Reference:
L. Busoniu,
B. De Schutter,
R. Babuska, and
D. Ernst,
"Exploiting policy knowledge in online least-squares policy iteration:
An empirical study," Automation, Computers, Applied
Mathematics, vol. 19, no. 4, pp. 521-529, 2010.
Abstract:
Reinforcement learning (RL) is a promising paradigm for learning
optimal control. Traditional RL works for discrete variables only, so
to deal with the continuous variables appearing in control problems,
approximate representations of the solution are necessary. The field
of approximate RL has tremendously expanded over the last decade, and
a wide array of effective algorithms is now available.
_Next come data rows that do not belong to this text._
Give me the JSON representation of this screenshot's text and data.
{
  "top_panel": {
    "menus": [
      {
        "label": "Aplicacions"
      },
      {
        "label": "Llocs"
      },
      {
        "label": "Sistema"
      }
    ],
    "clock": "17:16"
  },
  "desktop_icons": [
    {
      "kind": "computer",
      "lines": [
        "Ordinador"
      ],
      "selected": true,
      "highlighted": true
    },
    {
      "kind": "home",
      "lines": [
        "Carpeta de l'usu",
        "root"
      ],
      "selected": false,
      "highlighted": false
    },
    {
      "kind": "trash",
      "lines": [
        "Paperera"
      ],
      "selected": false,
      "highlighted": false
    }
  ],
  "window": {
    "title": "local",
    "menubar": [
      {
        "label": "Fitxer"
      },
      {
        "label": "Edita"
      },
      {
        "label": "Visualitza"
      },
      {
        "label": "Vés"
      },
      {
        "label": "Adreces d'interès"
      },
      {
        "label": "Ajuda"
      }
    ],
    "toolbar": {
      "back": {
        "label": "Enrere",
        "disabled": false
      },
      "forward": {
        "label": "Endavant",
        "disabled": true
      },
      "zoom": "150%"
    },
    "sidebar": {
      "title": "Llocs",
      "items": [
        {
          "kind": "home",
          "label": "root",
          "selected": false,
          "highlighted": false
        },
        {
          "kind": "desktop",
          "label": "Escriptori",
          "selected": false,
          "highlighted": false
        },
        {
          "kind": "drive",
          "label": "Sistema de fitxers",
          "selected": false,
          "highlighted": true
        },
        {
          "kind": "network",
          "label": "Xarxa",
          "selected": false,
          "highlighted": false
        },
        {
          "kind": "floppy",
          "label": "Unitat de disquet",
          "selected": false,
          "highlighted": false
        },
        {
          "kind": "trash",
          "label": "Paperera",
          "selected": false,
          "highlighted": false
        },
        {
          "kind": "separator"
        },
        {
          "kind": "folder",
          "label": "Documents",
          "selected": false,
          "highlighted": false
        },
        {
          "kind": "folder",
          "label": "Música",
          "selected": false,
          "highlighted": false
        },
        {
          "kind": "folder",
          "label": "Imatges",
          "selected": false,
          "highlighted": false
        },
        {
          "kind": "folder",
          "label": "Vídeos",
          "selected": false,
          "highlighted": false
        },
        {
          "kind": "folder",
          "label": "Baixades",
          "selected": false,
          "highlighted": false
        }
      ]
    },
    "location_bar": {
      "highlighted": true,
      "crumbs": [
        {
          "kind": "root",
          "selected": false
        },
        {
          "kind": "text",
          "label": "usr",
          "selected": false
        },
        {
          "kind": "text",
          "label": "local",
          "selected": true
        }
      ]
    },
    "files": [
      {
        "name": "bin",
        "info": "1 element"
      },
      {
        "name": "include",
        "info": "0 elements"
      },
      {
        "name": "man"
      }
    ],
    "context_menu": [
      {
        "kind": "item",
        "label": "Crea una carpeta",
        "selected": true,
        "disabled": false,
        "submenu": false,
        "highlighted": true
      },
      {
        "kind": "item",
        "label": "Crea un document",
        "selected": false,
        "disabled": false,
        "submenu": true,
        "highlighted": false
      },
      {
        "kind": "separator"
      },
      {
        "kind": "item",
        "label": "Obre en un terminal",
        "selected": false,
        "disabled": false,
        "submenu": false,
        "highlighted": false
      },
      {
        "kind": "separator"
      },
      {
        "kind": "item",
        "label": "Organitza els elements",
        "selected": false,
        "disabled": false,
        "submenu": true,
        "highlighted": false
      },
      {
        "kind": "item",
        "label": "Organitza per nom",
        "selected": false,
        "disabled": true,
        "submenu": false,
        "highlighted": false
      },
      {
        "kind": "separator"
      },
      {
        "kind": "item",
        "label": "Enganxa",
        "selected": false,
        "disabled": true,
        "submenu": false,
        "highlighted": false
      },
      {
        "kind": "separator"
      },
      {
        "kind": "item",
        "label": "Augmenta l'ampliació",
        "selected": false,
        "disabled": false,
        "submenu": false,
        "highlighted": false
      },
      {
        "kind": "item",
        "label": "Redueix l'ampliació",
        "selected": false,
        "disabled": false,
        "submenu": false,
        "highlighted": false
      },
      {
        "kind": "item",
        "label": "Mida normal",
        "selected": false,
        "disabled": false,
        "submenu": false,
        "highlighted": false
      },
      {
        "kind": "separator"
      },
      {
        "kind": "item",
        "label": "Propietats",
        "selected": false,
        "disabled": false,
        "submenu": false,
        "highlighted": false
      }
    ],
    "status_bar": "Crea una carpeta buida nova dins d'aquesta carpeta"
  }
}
However, RL is
generally envisioned as working without any prior knowledge about the
system or the solution, whereas such knowledge is often available and
can be exploited to great advantage. Therefore, in this paper we
describe a method that exploits prior knowledge to accelerate online
least-squares policy iteration (LSPI), a state-of-the-art algorithm
for approximate RL. We focus on prior knowledge about the monotonicity
of the control policy with respect to the system states. Such
monotonic policies are appropriate for important classes of systems
appearing in control applications, including for instance nearly
linear systems and linear systems with monotonic input nonlinearities.
In an empirical evaluation, online LSPI with prior knowledge is shown
to learn much faster and more reliably than the original online LSPI.